Robert Jenrick defends £75k donation after criticising Labour in freebies row
Meanwhile, Tom Tugendhat defended his "posh boy public school background", saying his military service has given him leadership skills, while former home secretary James Cleverly refused to name any of the previous four Tory prime ministers as being to blame for the party's general election defeat, saying the public "don't like infighting".
Jenrick says donations 'valid'
Asked about the donations from The Spott Fitness, which have been declared on his MPs' register of interests, Mr Jenrick said: "As I understand it, this is a fitness company that operates in the UK.
"It's a perfectly legal and valid donation under British law and we've set it out in the public domain in the way that one does with donations."
Pressed for details on who owns the company and who works for it, the former immigration minister said this would be set out "on Companies House in the normal way" and he has "obviously met people who are involved in the company".
According to Companies House records, The Spott Fitness has no employees and net current liabilities of £330,000. It has two directors - Mark Dembovsky and Benjamin Hodson.

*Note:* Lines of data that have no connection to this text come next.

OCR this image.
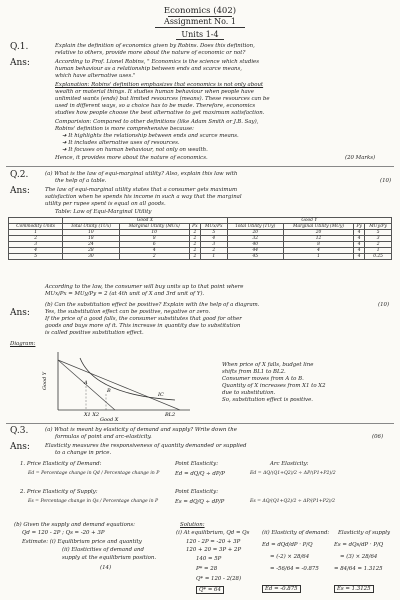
Economics (402)
Assignment No. 1
Units 1-4
Q.1.
Ans:
Explain the definition of economics given by Robins. Does this definition,
relative to others, provide more about the nature of economic or not?
According to Prof. Lionel Robins, " Economics is the science which studies
human behaviour as a relationship between ends and scarce means,
which have alternative uses."
Explanation: Robins' definition emphasizes that economics is not only about
wealth or material things. It studies human behaviour when people have
unlimited wants (ends) but limited resources (means). These resources can be
used in different ways, so a choice has to be made. Therefore, economics
studies how people choose the best alternative to get maximum satisfaction.
Comparision: Compared to other definitions (like Adam Smith or J.B. Say),
Robins' definition is more comprehensive because:
➔ It highlights the relationship between ends and scarce means.
➔ It includes alternative uses of resources.
➔ It focuses on human behaviour, not only on wealth.
Hence, it provides more about the nature of economics.	(20 Marks)
Q.2.
Ans:
(a) What is the law of equi-marginal utility? Also, explain this law with
the help of a table.	(10)
The law of equi-marginal utility states that a consumer gets maximum
satisfaction when he spends his income in such a way that the marginal
utility per rupee spent is equal on all goods.
Table: Law of Equi-Marginal Utility
	Good X				Good Y			
Commodity Units	Total Utility (TUx)	Marginal Utility (MUx)	Px	MUx/Px	Total Utility (TUy)	Marginal Utility (MUy)	Py	MUy/Py
1	10	10	2	5	20	20	4	5
2	18	8	2	4	32	12	4	3
3	24	6	2	3	40	8	4	2
4	28	4	2	2	44	4	4	1
5	30	2	2	1	45	1	4	0.25
According to the law, the consumer will buy units up to that point where
MUx/Px = MUy/Py = 2 (at 4th unit of X and 3rd unit of Y).
(b) Can the substitution effect be positive? Explain with the help of a diagram.	(10)
Ans:	Yes, the substitution effect can be positive, negative or zero.
If the price of a good falls, the consumer substitutes that good for other
goods and buys more of it. This increase in quantity due to substitution
is called positive substitution effect.
Diagram:
A
B
IC
BL2
X1 X2
Good X
Good Y
When price of X falls, budget line
shifts from BL1 to BL2.
Consumer moves from A to B.
Quantity of X increases from X1 to X2
due to substitution.
So, substitution effect is positive.
Q.3.
Ans:
(a) What is meant by elasticity of demand and supply? Write down the
formulas of point and arc-elasticity.	(06)
Elasticity measures the responsiveness of quantity demanded or supplied
to a change in price.
1. Price Elasticity of Demand:
Ed = Percentage change in Qd / Percentage change in P
2. Price Elasticity of Supply:
Es = Percentage change in Qs / Percentage change in P
Point Elasticity:
Ed = dQ/Q ÷ dP/P
Point Elasticity:
Es = dQ/Q ÷ dP/P
Arc Elasticity:
Ed = ΔQ/(Q1+Q2)/2 ÷ ΔP/(P1+P2)/2
Es = ΔQ/(Q1+Q2)/2 ÷ ΔP/(P1+P2)/2
(b) Given the supply and demand equations:
Qd = 120 - 2P ; Qs = -20 + 3P
Estimate: (i) Equilibrium price and quantity
(ii) Elasticities of demand and
supply at the equilibrium position.
(14)
Solution:
(i) At equilibrium, Qd = Qs
120 - 2P = -20 + 3P
120 + 20 = 3P + 2P
140 = 5P
P* = 28
Q* = 120 - 2(28)
Q* = 64
(ii) Elasticity of demand:
Ed = dQd/dP · P/Q
= (-2) × 28/64
= -56/64 = -0.875
Ed = -0.875
Elasticity of supply
Es = dQs/dP · P/Q
= (3) × 28/64
= 84/64 = 1.3125
Es = 1.3125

Earlier this year it registered a loan from Centrovalli, a firm based in the British Virgin Islands, though the amount borrowed has not been declared.

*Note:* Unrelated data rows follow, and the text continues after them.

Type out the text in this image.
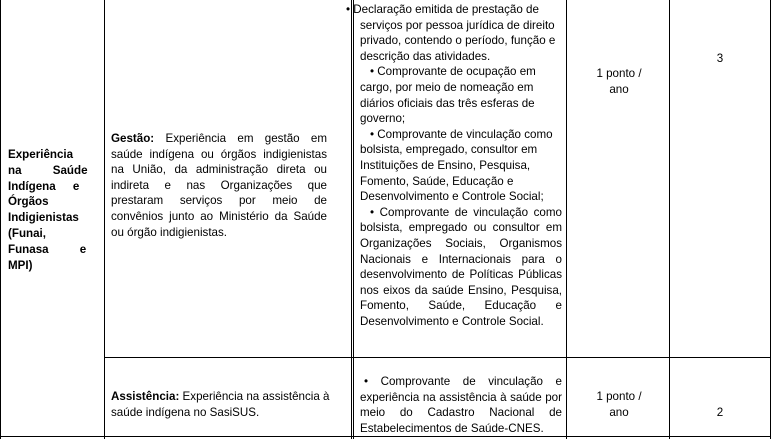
Experiência
na Saúde
Indígena e
Órgãos
Indigienistas
(Funai,
Funasa e
MPI)
Gestão: Experiência em gestão em saúde indígena ou órgãos indigienistas na União, da administração direta ou indireta e nas Organizações que prestaram serviços por meio de convênios junto ao Ministério da Saúde ou órgão indigienistas.
• Declaração emitida de prestação de serviços por pessoa jurídica de direito privado, contendo o período, função e descrição das atividades.
• Comprovante de ocupação em cargo, por meio de nomeação em diários oficiais das três esferas de governo;
• Comprovante de vinculação como bolsista, empregado, consultor em Instituições de Ensino, Pesquisa, Fomento, Saúde, Educação e Desenvolvimento e Controle Social;
• Comprovante de vinculação como bolsista, empregado ou consultor em Organizações Sociais, Organismos Nacionais e Internacionais para o desenvolvimento de Políticas Públicas nos eixos da saúde Ensino, Pesquisa, Fomento, Saúde, Educação e Desenvolvimento e Controle Social.
1 ponto / ano
3
Assistência: Experiência na assistência à saúde indígena no SasiSUS.
• Comprovante de vinculação e experiência na assistência à saúde por meio do Cadastro Nacional de Estabelecimentos de Saúde-CNES.
1 ponto / ano	2
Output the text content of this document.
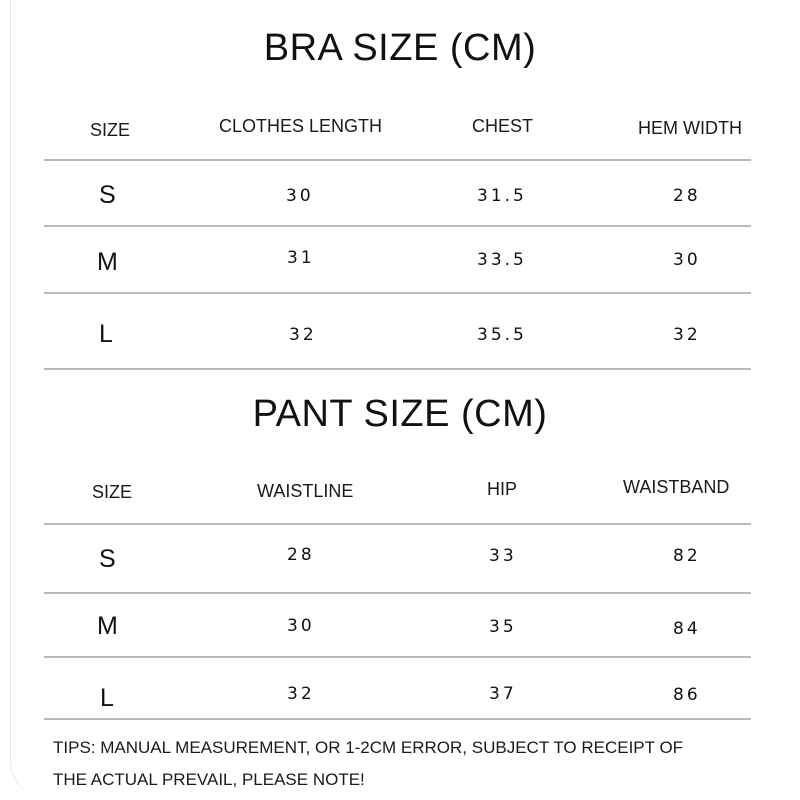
BRA SIZE (CM)
SIZE	CLOTHES LENGTH	CHEST	HEM WIDTH
S	30	31.5	28
M	31	33.5	30
L	32	35.5	32
PANT SIZE (CM)
SIZE	WAISTLINE	HIP	WAISTBAND
S	28	33	82
M	30	35	84
L	32	37	86
TIPS: MANUAL MEASUREMENT, OR 1-2CM ERROR, SUBJECT TO RECEIPT OF
THE ACTUAL PREVAIL, PLEASE NOTE!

Mr Jenrick said he was not criticising Labour for accepting donations, but rather "their rank hypocrisy", after it emerged Sir Keir Starmer accepted over £100,000 in gifts since 2019, while a donor at the centre of the row briefly held a pass to Downing Street.
"They spent years complaining about other political parties and then they've chosen to take off donors and cronies and to give passes to Number 10 in response," Mr Jenrick said.

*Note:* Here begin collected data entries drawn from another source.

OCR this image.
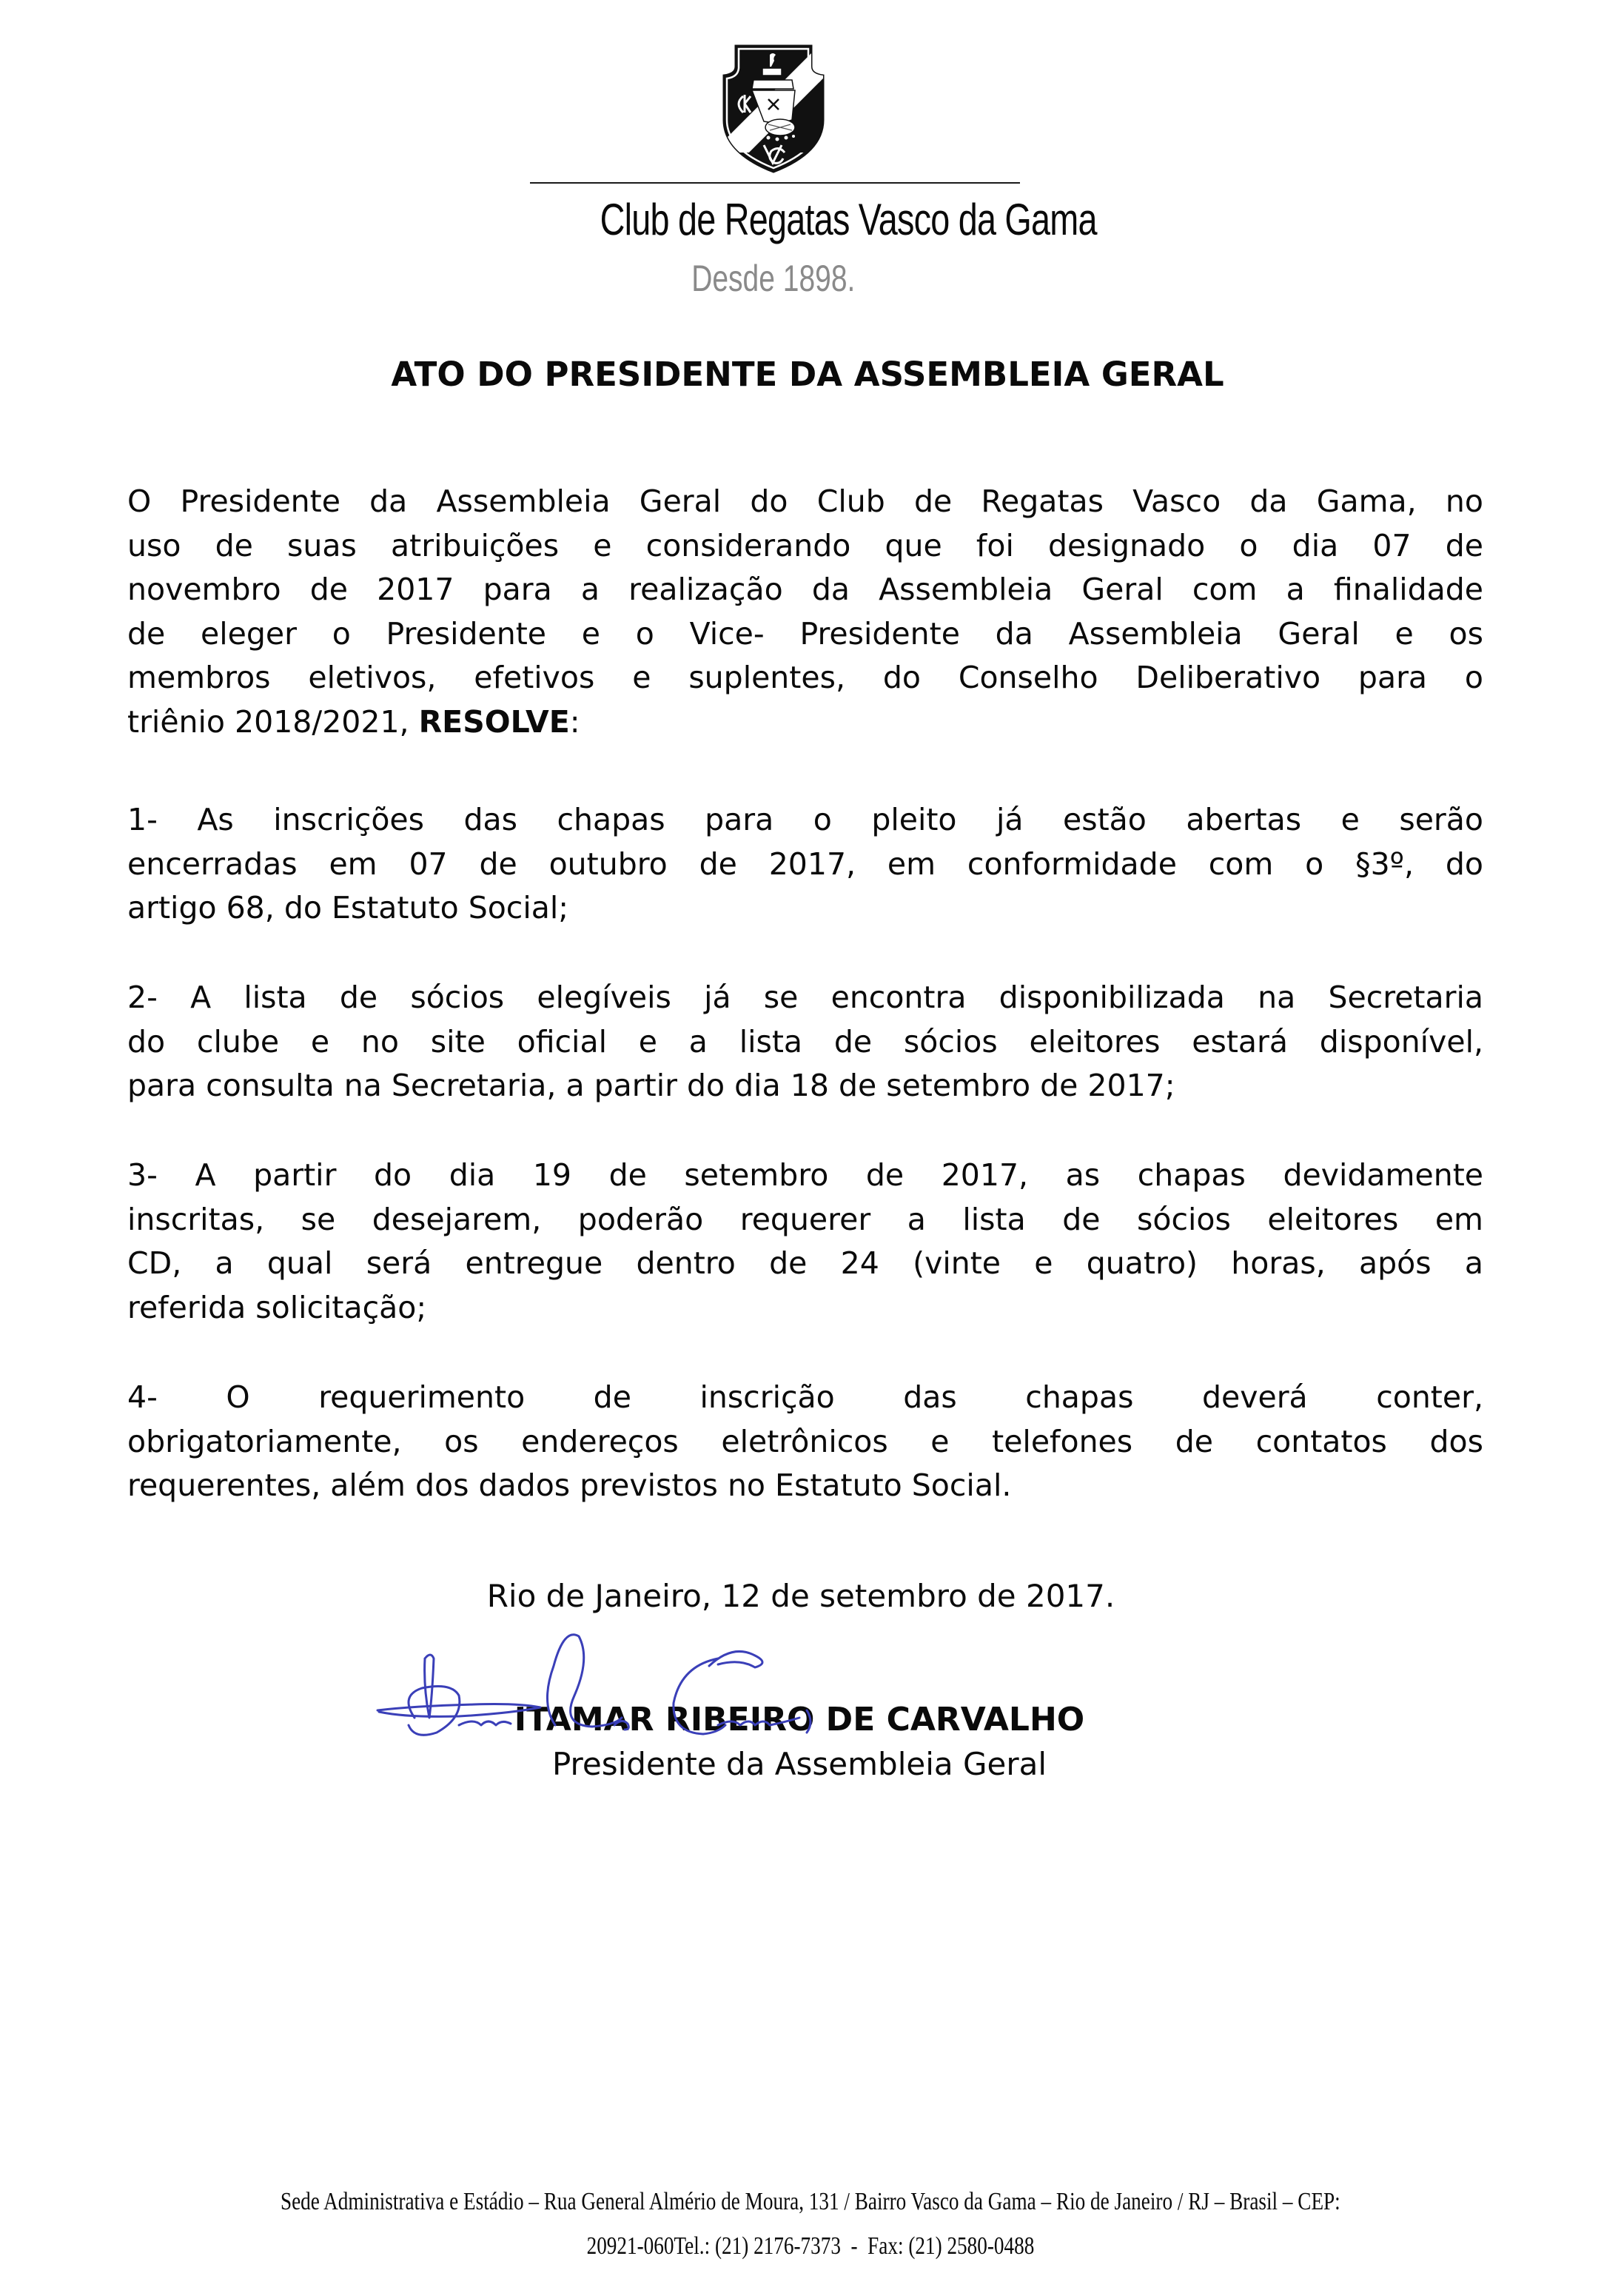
Club de Regatas Vasco da Gama
Desde 1898.
ATO DO PRESIDENTE DA ASSEMBLEIA GERAL
O Presidente da Assembleia Geral do Club de Regatas Vasco da Gama, no
uso de suas atribuições e considerando que foi designado o dia 07 de
novembro de 2017 para a realização da Assembleia Geral com a finalidade
de eleger o Presidente e o Vice- Presidente da Assembleia Geral e os
membros eletivos, efetivos e suplentes, do Conselho Deliberativo para o
triênio 2018/2021, RESOLVE:
1- As inscrições das chapas para o pleito já estão abertas e serão
encerradas em 07 de outubro de 2017, em conformidade com o §3º, do
artigo 68, do Estatuto Social;
2- A lista de sócios elegíveis já se encontra disponibilizada na Secretaria
do clube e no site oficial e a lista de sócios eleitores estará disponível,
para consulta na Secretaria, a partir do dia 18 de setembro de 2017;
3- A partir do dia 19 de setembro de 2017, as chapas devidamente
inscritas, se desejarem, poderão requerer a lista de sócios eleitores em
CD, a qual será entregue dentro de 24 (vinte e quatro) horas, após a
referida solicitação;
4- O requerimento de inscrição das chapas deverá conter,
obrigatoriamente, os endereços eletrônicos e telefones de contatos dos
requerentes, além dos dados previstos no Estatuto Social.
Rio de Janeiro, 12 de setembro de 2017.
ITAMAR RIBEIRO DE CARVALHO
Presidente da Assembleia Geral
Sede Administrativa e Estádio – Rua General Almério de Moura, 131 / Bairro Vasco da Gama – Rio de Janeiro / RJ – Brasil – CEP:
20921-060Tel.: (21) 2176-7373  -  Fax: (21) 2580-0488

'Serious questions raised'
However, Steve Goodrich, head of research and investigations at Transparency International UK, said that when companies fund politicians via offshore loans "it raises serious questions about the money's provenance".
He added: "Electoral law was supposed to only allow businesses with a substantive UK presence to make political contributions, yet examples like this show it permits anonymous cash from anywhere in the world into our democracy."
The Conservatives are now gathering in Birmingham since their worst defeat at the ballot box in history at the July general election.
Jenrick backs 'cast iron cap' on migration
Mr Jenrick, currently the frontrunner to replace Mr Sunak, said his party made "serious mistakes" and failed to deliver.
He is pitching himself as a "change" candidate, telling Trevor Phillips he would take the UK out of the European Convention on Human Rights (EHCR) in order to get the failed £700m Rwanda asylum scheme up and running, and introduce a cap on migration.
He said this would be different from previous commitments to introduce a limit as the cap would be "legally binding… cast in iron", with the number set "in the tens of thousands or lower".